Answer: (a) \(\ln x-1\). (b) \(\displaystyle y=\frac{x^3}{6}+x^2+x\ln x-2x+\mathrm{e}\).
Answer: (a) \(\ln x-1\). (b) \(\displaystyle y=\frac{x^3}{6}+x^2+x\ln x-2x+\mathrm{e}\).
(a) Differentiate using the product rule:
\(\displaystyle \frac{d}{dx}(x\ln x)=\ln x+1\).
Also,
\(\displaystyle \frac{d}{dx}(2x)=2\).
Therefore
\(\displaystyle \frac{d}{dx}(x\ln x-2x)=\ln x+1-2=\ln x-1\).
(b) First simplify the second derivative:
\(\displaystyle \left(\frac{x+1}{\sqrt{x}}\right)^2=\frac{(x+1)^2}{x}=x+2+\frac1x.\)
So
\(\displaystyle \frac{d^2y}{dx^2}=x+2+\frac1x\).
Integrate once:
\(\displaystyle \frac{dy}{dx}=\frac{x^2}{2}+2x+\ln x+C\).
At \(x=\mathrm{e}\), the gradient is \(\frac{\mathrm{e}^2}{2}+2\mathrm{e}\).
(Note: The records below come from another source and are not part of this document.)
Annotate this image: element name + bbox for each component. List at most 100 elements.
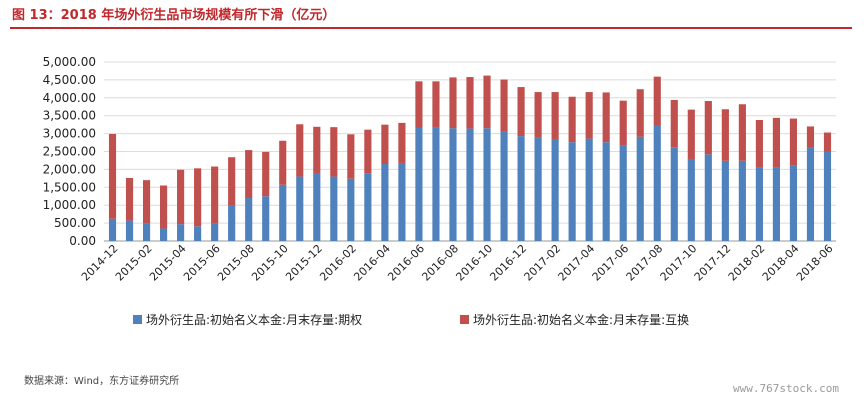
bar-options	[517, 136, 525, 241]
bar-options	[330, 176, 338, 241]
bar-swaps	[568, 96, 576, 143]
bar-options	[806, 147, 815, 241]
chart-title: 图 13：2018 年场外衍生品市场规模有所下滑（亿元）	[12, 8, 336, 23]
y-tick-label: 3,000.00	[43, 127, 96, 141]
bar-options	[738, 160, 746, 241]
y-tick-label: 1,000.00	[43, 198, 96, 212]
bar-options	[142, 223, 151, 241]
bar-swaps	[687, 109, 695, 160]
stacked-bar-chart: 0.00 500.00 1,000.00 1,500.00 2,000.00 2,500.…	[43, 55, 836, 327]
x-tick-label: 2016-02	[317, 242, 359, 284]
y-tick-label: 5,000.00	[43, 55, 96, 69]
x-tick-label: 2017-12	[692, 242, 734, 284]
bar-swaps	[108, 133, 117, 219]
bar-options	[602, 142, 610, 241]
y-tick-label: 500.00	[54, 216, 96, 230]
x-tick-label: 2018-04	[760, 242, 802, 284]
bar-options	[551, 138, 559, 241]
x-tick-label: 2018-06	[794, 242, 836, 284]
bar-swaps	[279, 140, 287, 185]
y-tick-label: 2,000.00	[43, 162, 96, 176]
bar-swaps	[823, 132, 832, 152]
bar-options	[772, 167, 780, 241]
bar-options	[108, 218, 117, 241]
bar-swaps	[177, 169, 185, 225]
legend-swatch-swaps	[460, 315, 469, 324]
bar-options	[279, 184, 287, 241]
bar-options	[636, 136, 644, 241]
y-tick-label: 4,500.00	[43, 73, 96, 87]
bar-swaps	[619, 100, 627, 146]
bar-swaps	[228, 157, 236, 206]
x-tick-label: 2017-04	[556, 242, 598, 284]
watermark: www.767stock.com	[733, 382, 839, 395]
x-tick-label: 2015-06	[181, 242, 223, 284]
bar-swaps	[789, 118, 798, 166]
bar-options	[500, 131, 508, 241]
bar-options	[653, 125, 661, 241]
bar-swaps	[602, 92, 610, 143]
bar-options	[789, 165, 798, 241]
bar-options	[534, 137, 542, 241]
bar-swaps	[670, 99, 678, 148]
bar-swaps	[483, 75, 491, 129]
bar-swaps	[296, 124, 304, 177]
bar-options	[704, 154, 712, 241]
x-tick-label: 2016-10	[453, 242, 495, 284]
bar-swaps	[364, 129, 372, 174]
bar-swaps	[160, 185, 168, 229]
bar-options	[432, 127, 440, 241]
bar-swaps	[738, 104, 746, 161]
bar-swaps	[466, 77, 474, 129]
bar-swaps	[125, 177, 134, 221]
bar-options	[449, 128, 457, 241]
bar-swaps	[245, 150, 253, 199]
bar-swaps	[500, 79, 508, 132]
bar-swaps	[517, 87, 525, 137]
bar-options	[568, 142, 576, 241]
bar-swaps	[449, 77, 457, 129]
bar-options	[398, 162, 406, 241]
bar-swaps	[806, 126, 815, 148]
x-tick-label: 2014-12	[79, 242, 121, 284]
y-tick-label: 0.00	[69, 234, 96, 248]
legend-label-options: 场外衍生品:初始名义本金:月末存量:期权	[146, 312, 362, 327]
x-tick-label: 2018-02	[726, 242, 768, 284]
bar-options	[160, 228, 168, 241]
bar-options	[125, 220, 134, 241]
x-tick-label: 2016-12	[487, 242, 529, 284]
title-divider	[10, 27, 852, 29]
bar-swaps	[142, 180, 151, 224]
bar-options	[755, 167, 763, 241]
bar-options	[364, 173, 372, 241]
y-tick-label: 3,500.00	[43, 109, 96, 123]
y-tick-label: 1,500.00	[43, 180, 96, 194]
x-tick-label: 2017-10	[658, 242, 700, 284]
y-tick-label: 4,000.00	[43, 91, 96, 105]
bar-options	[262, 196, 270, 241]
bar-options	[823, 151, 832, 241]
x-tick-label: 2017-02	[522, 242, 564, 284]
y-tick-label: 2,500.00	[43, 145, 96, 159]
bar-swaps	[704, 101, 712, 155]
bar-swaps	[211, 166, 219, 224]
bar-swaps	[772, 117, 780, 168]
bar-options	[619, 145, 627, 241]
bar-swaps	[330, 127, 338, 177]
bar-swaps	[262, 151, 270, 197]
bar-swaps	[585, 92, 593, 139]
bar-options	[381, 164, 389, 241]
x-tick-label: 2017-08	[624, 242, 666, 284]
bar-swaps	[721, 109, 729, 161]
bar-swaps	[534, 92, 542, 138]
bar-options	[466, 128, 474, 241]
bar-swaps	[551, 92, 559, 139]
x-tick-label: 2015-02	[113, 242, 155, 284]
bar-options	[313, 172, 321, 241]
legend-label-swaps: 场外衍生品:初始名义本金:月末存量:互换	[473, 312, 689, 327]
bar-options	[245, 198, 253, 241]
bar-options	[483, 128, 491, 241]
bar-swaps	[653, 76, 661, 126]
x-tick-label: 2016-04	[351, 242, 393, 284]
legend-swatch-options	[133, 315, 142, 324]
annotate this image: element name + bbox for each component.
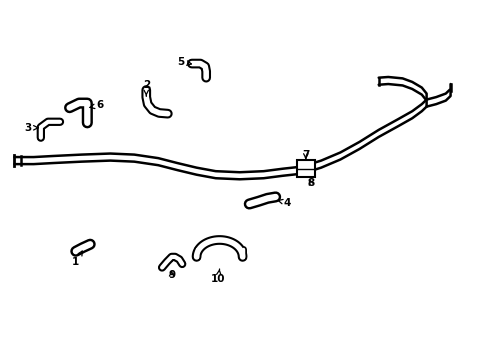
- Text: 2: 2: [142, 80, 150, 96]
- Text: 4: 4: [278, 198, 291, 208]
- Text: 8: 8: [306, 178, 314, 188]
- Text: 10: 10: [210, 269, 225, 284]
- Text: 1: 1: [72, 251, 82, 267]
- Bar: [297, 160, 315, 177]
- Text: 7: 7: [302, 150, 309, 160]
- Text: 5: 5: [177, 57, 191, 67]
- Text: 6: 6: [90, 100, 103, 110]
- Text: 9: 9: [168, 270, 175, 280]
- Text: 3: 3: [24, 123, 38, 133]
Since \(\ln \mathrm{e}=1\),
\(\displaystyle \frac{\mathrm{e}^2}{2}+2\mathrm{e}+1+C=\frac{\mathrm{e}^2}{2}+2\mathrm{e}\).
Hence \(C=-1\), so
\(\displaystyle \frac{dy}{dx}=\frac{x^2}{2}+2x+\ln x-1\).
Now integrate again:
\(\displaystyle y=\frac{x^3}{6}+x^2+\int(\ln x-1)\,dx+C_2\).
From part (a), an antiderivative of \(\ln x-1\) is \(x\ln x-2x\). Therefore
\(\displaystyle y=\frac{x^3}{6}+x^2+x\ln x-2x+C_2\).
The curve passes through \(\left(\mathrm{e},\frac{\mathrm{e}^3}{6}+\mathrm{e}^2\right)\), so
\(\displaystyle \frac{\mathrm{e}^3}{6}+\mathrm{e}^2=\frac{\mathrm{e}^3}{6}+\mathrm{e}^2+\mathrm{e}\ln\mathrm{e}-2\mathrm{e}+C_2.\)
Since \(\ln\mathrm{e}=1\), this becomes
\(\displaystyle \frac{\mathrm{e}^3}{6}+\mathrm{e}^2=\frac{\mathrm{e}^3}{6}+\mathrm{e}^2-\mathrm{e}+C_2.\)
Thus \(C_2=\mathrm{e}\), giving
\(\displaystyle y=\frac{x^3}{6}+x^2+x\ln x-2x+\mathrm{e}\).